# Chapter 2 Linear regression and high-dimensionality

In this chapter we will review multiple linear regression and in particular the Ordinary Least Squares (OLS) estimator. We will further investigate the challenges which appear in the high-dimensional setting where the number of covariates is large compared to the number of observations, i.e. \(p>>n\).

## 2.1 Remarks on notation

We will typically denote an input variable by the symbol \(X\). If \(X\) is a vector, its components can be accessed by subscripts \(X_j\). Quantative outputs will be denoted by \(Y\), and qualitative outputs by \(G\) (for group). We use uppercase letters such as \(X\), \(Y\) or \(G\) when referring to the generic aspects of a variable. Observed values are written in lowercase; hence \(i\)th observed value of \(X\) is written as \(x_i\) (where \(x_i\) is again a scalar or vector). Matrices are represented by bold uppercase letters; for example, a set of \(N\) input p-vectors \(x_i\), \(i=1,\ldots,N\) would be represented by the \(N\times p\) matrix \(\bf{X}\). All vectors are assumed to be column vectors, the \(i\)th row of \(\bf{X}\) is \(x_i^T\).
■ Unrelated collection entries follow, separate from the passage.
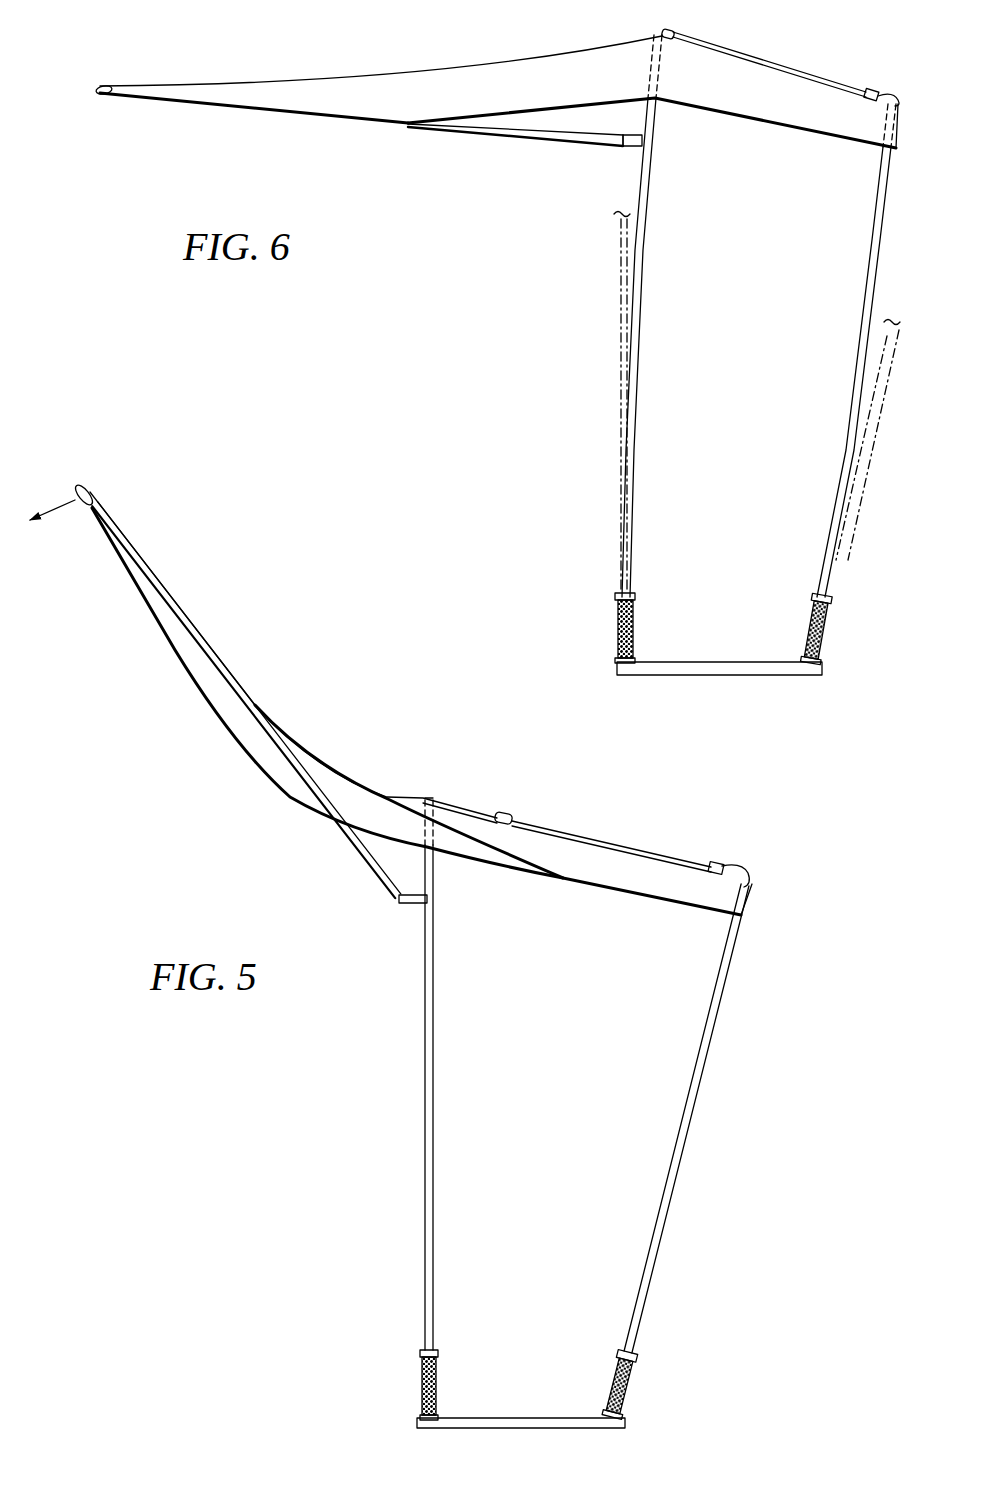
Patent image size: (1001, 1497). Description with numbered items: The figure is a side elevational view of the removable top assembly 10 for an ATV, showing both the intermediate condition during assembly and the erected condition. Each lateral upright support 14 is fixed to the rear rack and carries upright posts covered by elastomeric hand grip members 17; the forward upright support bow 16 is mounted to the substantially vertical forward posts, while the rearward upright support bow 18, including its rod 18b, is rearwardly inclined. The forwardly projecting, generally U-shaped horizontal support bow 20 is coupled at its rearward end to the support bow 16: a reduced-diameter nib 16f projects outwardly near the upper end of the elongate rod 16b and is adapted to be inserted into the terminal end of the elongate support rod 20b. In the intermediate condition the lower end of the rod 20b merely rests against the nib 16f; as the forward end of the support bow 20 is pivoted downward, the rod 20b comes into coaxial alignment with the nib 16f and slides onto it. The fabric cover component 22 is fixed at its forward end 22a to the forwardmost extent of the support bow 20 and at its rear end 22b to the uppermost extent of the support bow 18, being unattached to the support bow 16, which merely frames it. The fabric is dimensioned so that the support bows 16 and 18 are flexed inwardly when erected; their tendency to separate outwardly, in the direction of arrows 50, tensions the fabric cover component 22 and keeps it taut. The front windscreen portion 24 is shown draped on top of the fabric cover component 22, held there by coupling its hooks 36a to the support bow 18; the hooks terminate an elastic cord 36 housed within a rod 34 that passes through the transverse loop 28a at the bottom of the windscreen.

In FIG. 6, the removable top assembly 10 is at (473, 310).
In FIG. 5, the removable top assembly 10 is at (375, 673).
In FIG. 6, the lateral upright support 14 is at (733, 670).
In FIG. 6, the forward upright support bow 16 is at (640, 480).
In FIG. 5, the forward upright support bow 16 is at (393, 1200).
In FIG. 5, the elongate rod of support bow 16 16b is at (434, 997).
In FIG. 6, the nib 16f is at (638, 143).
In FIG. 5, the nib 16f is at (410, 907).
In FIG. 6, the hand grip member 17 is at (633, 610).
In FIG. 5, the hand grip member 17 is at (440, 1362).
In FIG. 6, the rearward upright support bow 18 is at (832, 463).
In FIG. 5, the rearward upright support bow 18 is at (737, 947).
In FIG. 5, the rod of support bow 18 18b is at (679, 1185).
In FIG. 6, the horizontal support bow 20 is at (407, 128).
In FIG. 5, the horizontal support bow 20 is at (264, 740).
In FIG. 6, the elongate support rod of support bow 20 20b is at (448, 132).
In FIG. 5, the elongate support rod of support bow 20 20b is at (368, 862).
In FIG. 6, the fabric cover component 22 is at (487, 99).
In FIG. 6, the forward end of fabric cover component 22a is at (97, 93).
In FIG. 5, the forward end of fabric cover component 22a is at (67, 453).
In FIG. 5, the rear end of fabric cover component 22b is at (755, 883).
In FIG. 6, the front windscreen portion 24 is at (663, 27).
In FIG. 5, the front windscreen portion 24 is at (342, 762).
In FIG. 5, the transverse loop 28a is at (500, 816).
In FIG. 6, the rod 34 is at (677, 34).
In FIG. 5, the rod 34 is at (508, 815).
In FIG. 6, the elastic cord 36 is at (778, 63).
In FIG. 5, the elastic cord 36 is at (610, 842).
In FIG. 6, the hook 36a is at (897, 98).
In FIG. 5, the hook 36a is at (727, 865).
In FIG. 6, the arrows indicating outward separation direction 50 is at (527, 275).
## 2.2 Linear regression and Least Squares

Given a vector of inputs \(X=(X_1,X_2,\ldots,X_p)\), in multivariate regression we predict the output \(Y\) via the linear model:

\[ \hat{Y}=\sum_{j=1}^{p}X_j\hat\beta_j.\]

The term \(\beta_0\) is the intercept. If we include the constant variable 1 in \(X\), include \(\hat\beta_0\) in the vector of coefficients \(\hat\beta\), then we can write

\[\hat{Y}=X^T\hat\beta.\]

How do we fit the linear model to a set of training data (i.e. how do we obtain the estimator \(\hat \beta\))? We typically use *ordinary least squares* (OLS) where we pick the coefficient \(\beta\) to minimize the residual sum of squares

\[\begin{align*} \rm{RSS}(\beta)&=\sum_{i=1}^{N}(y_i-x_i^T\beta)^2\\ &=(\bf y - \bf X \beta)^T (\bf y - \bf X \beta)\\ &=\|\bf y - \bf X \beta\|^2_2. \end{align*}\]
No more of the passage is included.